I’m creating a data conversion pipeline that will have MySQL as SOURCE and ElasticSearch as SYNC. My data source is modeled in MySQL like this:
CREATE TABLE `person` (
`_uid` CHAR(36) NOT NULL PRIMARY KEY,
`_created` DATETIME(3) NOT NULL DEFAULT CURRENT_TIMESTAMP(3),
`_updated` DATETIME(3) NULL,
`_disabled` DATETIME(3) NULL,
`name` VARCHAR(100) NOT NULL,
`age` INT NOT NULL
);
CREATE TABLE `contact_type` (
`_uid` CHAR(36) NOT NULL PRIMARY KEY,
`value` VARCHAR(100) NOT NULL
);
CREATE TABLE `person_contact` (
`_uid` CHAR(36) NOT NULL PRIMARY KEY,
`_created` DATETIME(3) NOT NULL DEFAULT CURRENT_TIMESTAMP(3),
`_updated` DATETIME(3) NULL,
`_disabled` DATETIME(3) NULL,
`is_default` TINYINT NOT NULL DEFAULT 0,
`value` TEXT NOT NULL,
`contact_type_uid` CHAR(36) NOT NULL,
`person_uid` CHAR(36) NOT NULL,
FOREIGN KEY (`contact_type_uid`) REFERENCES `contact_type` (`_uid`),
FOREIGN KEY (`person_uid`) REFERENCES `person` (`_uid`)
);
To import the data into ksqldb I created a connector like this:
CREATE SOURCE CONNECTOR "source-mysql" WITH (
"connector.class" = 'io.confluent.connect.jdbc.JdbcSourceConnector',
"connection.url" = 'jdbc:mysql://mysql:3306/db',
"connection.user" = 'root',
"connection.password" = 'root',
"mode" = 'bulk',
"topic.prefix" = 'source-mysql-'
);
And then I created the source’s pointing to the topic’s like this:
CREATE STREAM "source-mysql-contact_type" (
"_uid" STRING,
"value" STRING
) WITH (
KAFKA_TOPIC='source-mysql-contact_type',
VALUE_FORMAT='AVRO'
);
Next I’m trying to create a table from the STREAM as in the example below:
CREATE TABLE "table-mysql-contact_type" WITH (
KAFKA_TOPIC='table-mysql-contact_type',
VALUE_FORMAT='AVRO'
) AS SELECT
"_uid",
LATEST_BY_OFFSET("value") AS "value"
FROM "source-mysql-contact_type"
GROUP BY "_uid"
EMIT CHANGES;
The problem is that with this query I can’t define the PRIMARY KEY “_uid” as it is in MySQL.

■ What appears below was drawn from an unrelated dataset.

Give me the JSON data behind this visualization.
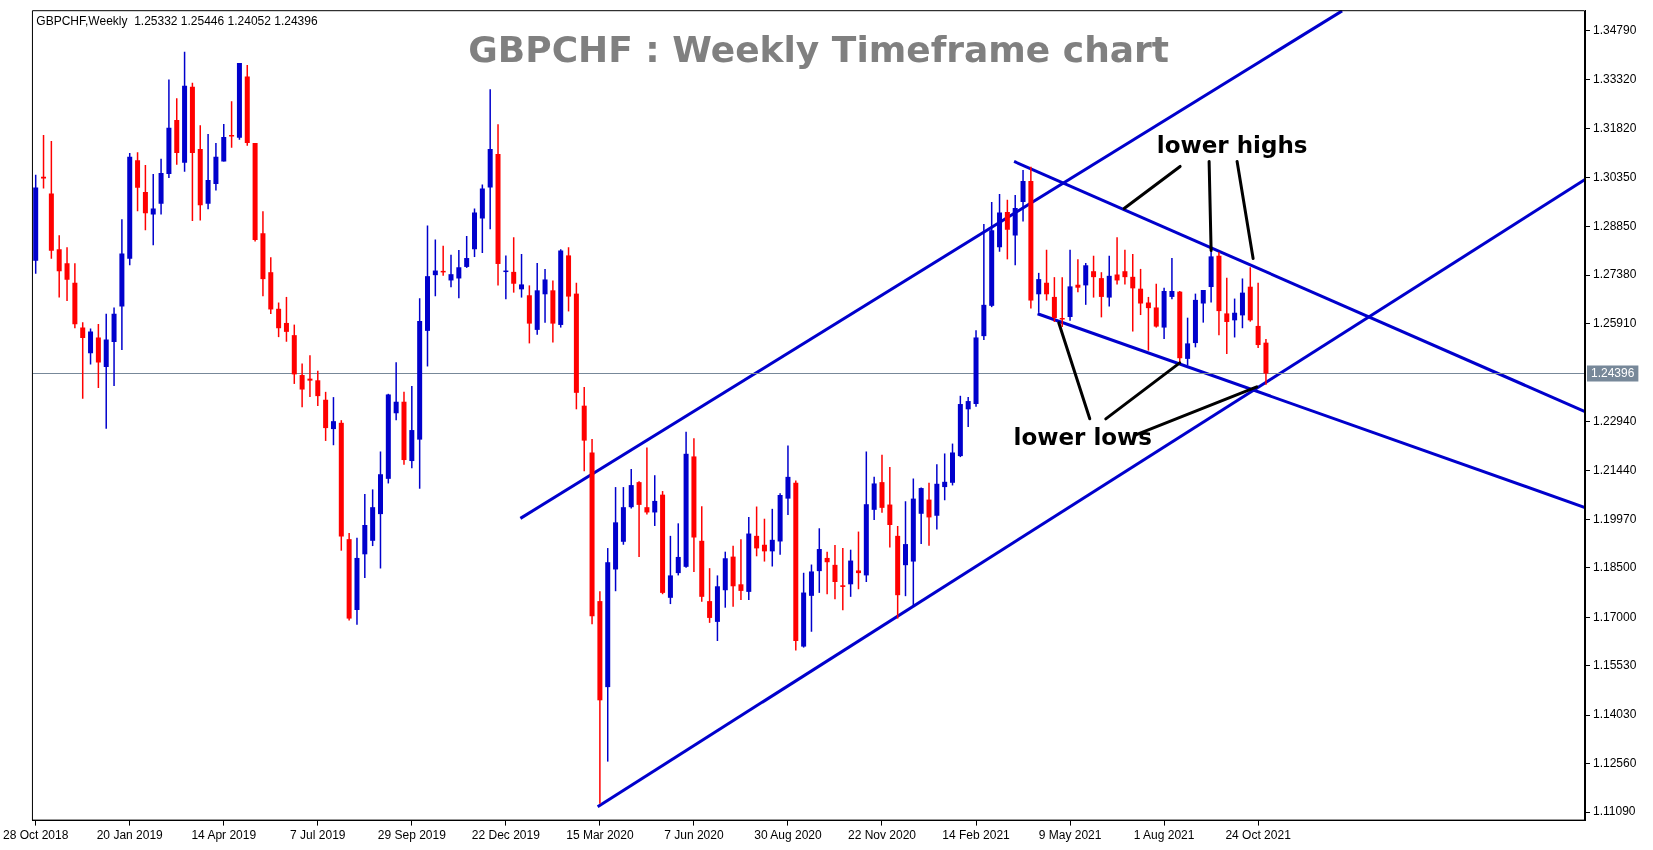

I also tried to create the table before and do the insert like this:
CREATE TABLE "table-mysql-contact_type" (
"_uid" STRING PRIMARY KEY,
"value" STRING
) WITH (
KAFKA_TOPIC='table-mysql-contact_type',
VALUE_FORMAT='AVRO'
);
INSERT INTO "table-mysql-contact_type"
SELECT
"_uid",
LATEST_BY_OFFSET("value") AS "value"
FROM "source-mysql-contact_type"
GROUP BY "_uid"
EMIT CHANGES;
But I’m getting the message:
Exception while preparing statement: INSERT INTO can only be used to insert
into a stream. table-mysql-contact_type is a table.
What do I need to do to be able to create a TABLE that receives data from a STREAM but that I can define the PRIMARY KEY of it?